The guy was nice, but I couldn’t shake off this icky feeling that accompanied our union.

He seemed clingy for my approval, and for days after we met, he would blow up my phone with messages about new things to do.

It felt weird and pushed me away. You’ve probably had similar experiences. When people act like they need you more than you need them, it can be unpleasant.

You’ve heard of the phrase: ‘needy is creepy.’

Neediness is to be dependent on outcomes being a certain way. In the case of Akira, him wanting to spend more time with me and pushing for it even after my subtle hints of ‘no’ came off as needy.

He was highly outcome-dependent.

He wanted things to be a certain way.

You’ve probably felt needy, whether you showed it or not, perhaps when on a date, and you really really wanted to succeed because you were highly attracted.

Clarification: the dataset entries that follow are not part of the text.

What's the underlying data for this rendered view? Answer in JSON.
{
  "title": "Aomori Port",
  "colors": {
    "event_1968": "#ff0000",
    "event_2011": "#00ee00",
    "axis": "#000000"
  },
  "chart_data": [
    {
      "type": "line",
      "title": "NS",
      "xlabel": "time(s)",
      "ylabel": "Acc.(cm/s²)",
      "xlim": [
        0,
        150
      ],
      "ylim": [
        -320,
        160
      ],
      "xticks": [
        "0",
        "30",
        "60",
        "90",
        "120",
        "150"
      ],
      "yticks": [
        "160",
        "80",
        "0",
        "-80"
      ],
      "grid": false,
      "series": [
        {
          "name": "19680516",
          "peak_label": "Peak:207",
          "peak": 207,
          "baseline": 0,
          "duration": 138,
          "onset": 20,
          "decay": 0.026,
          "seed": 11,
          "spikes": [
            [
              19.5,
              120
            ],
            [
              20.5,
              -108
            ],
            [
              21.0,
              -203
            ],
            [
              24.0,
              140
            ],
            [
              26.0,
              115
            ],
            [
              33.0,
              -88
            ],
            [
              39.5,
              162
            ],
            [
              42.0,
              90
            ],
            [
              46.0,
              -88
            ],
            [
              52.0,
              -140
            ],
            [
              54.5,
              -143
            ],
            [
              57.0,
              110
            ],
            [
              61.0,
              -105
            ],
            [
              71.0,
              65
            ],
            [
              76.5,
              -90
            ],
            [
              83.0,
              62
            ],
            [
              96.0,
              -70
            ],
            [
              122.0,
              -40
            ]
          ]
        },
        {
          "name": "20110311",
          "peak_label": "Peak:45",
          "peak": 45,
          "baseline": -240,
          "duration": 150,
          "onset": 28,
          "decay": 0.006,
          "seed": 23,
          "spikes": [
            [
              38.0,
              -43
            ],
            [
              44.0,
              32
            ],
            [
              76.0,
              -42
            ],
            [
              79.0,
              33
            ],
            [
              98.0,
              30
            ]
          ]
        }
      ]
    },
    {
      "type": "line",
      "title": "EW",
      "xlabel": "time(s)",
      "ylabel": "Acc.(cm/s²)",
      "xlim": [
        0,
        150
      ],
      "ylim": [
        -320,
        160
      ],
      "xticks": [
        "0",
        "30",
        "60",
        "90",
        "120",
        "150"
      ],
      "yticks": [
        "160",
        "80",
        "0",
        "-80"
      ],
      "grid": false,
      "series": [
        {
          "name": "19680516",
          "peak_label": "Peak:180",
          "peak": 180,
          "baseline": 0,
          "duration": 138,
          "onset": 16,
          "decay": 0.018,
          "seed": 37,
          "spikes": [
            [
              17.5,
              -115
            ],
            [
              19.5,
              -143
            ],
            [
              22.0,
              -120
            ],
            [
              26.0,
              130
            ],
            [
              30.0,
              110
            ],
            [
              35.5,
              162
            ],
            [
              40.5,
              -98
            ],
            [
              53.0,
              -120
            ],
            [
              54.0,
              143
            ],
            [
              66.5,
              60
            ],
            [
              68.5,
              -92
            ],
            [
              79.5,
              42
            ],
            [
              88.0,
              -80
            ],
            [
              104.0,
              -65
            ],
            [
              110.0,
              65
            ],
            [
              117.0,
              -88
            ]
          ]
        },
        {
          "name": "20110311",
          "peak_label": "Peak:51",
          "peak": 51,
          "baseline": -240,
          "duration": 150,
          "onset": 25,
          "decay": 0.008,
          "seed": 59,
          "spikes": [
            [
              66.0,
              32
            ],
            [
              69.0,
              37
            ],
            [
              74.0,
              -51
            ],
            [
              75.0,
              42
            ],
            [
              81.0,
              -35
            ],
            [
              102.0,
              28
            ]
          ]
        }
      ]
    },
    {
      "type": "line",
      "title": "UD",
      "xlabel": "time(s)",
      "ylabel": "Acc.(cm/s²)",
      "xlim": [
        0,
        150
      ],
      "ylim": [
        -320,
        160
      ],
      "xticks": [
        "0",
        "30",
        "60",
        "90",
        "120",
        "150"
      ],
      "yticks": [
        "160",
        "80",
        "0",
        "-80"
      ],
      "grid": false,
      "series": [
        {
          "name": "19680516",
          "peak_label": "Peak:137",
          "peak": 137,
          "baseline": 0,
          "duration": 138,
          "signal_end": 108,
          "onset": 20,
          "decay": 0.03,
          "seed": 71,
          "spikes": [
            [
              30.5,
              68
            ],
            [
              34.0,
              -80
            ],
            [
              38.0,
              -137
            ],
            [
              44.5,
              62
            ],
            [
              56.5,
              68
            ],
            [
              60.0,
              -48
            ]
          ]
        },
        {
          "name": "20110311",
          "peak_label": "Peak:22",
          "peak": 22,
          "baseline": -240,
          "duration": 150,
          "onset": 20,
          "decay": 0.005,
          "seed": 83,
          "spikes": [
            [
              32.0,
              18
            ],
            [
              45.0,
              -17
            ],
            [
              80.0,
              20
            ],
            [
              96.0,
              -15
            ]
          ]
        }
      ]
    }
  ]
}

Here’s the game-changer shift in mindset here: You can want certain outcomes, and this is a good thing. But you don’t rely on them for you to be happy right now.

Our behaviour and mindset are both part of the same continual loop. When we act in a relaxed, not overly-needy way, we will develop a non-needy identity.

How we think will literally be moulded by how we act, and this will perpetuate itself positively.

For example, if you’re in a seemingly high-pressure, ‘high-stakes’ job interview, every internal instinct might be screaming at you to take it super seriously.

‘I NEED this job!’ You think to yourself.

But when we take things seriously, and we’re heavily dependent on the outcome being a success, we will be anxious. We tighten up, act needy, and ultimately perform less effectively.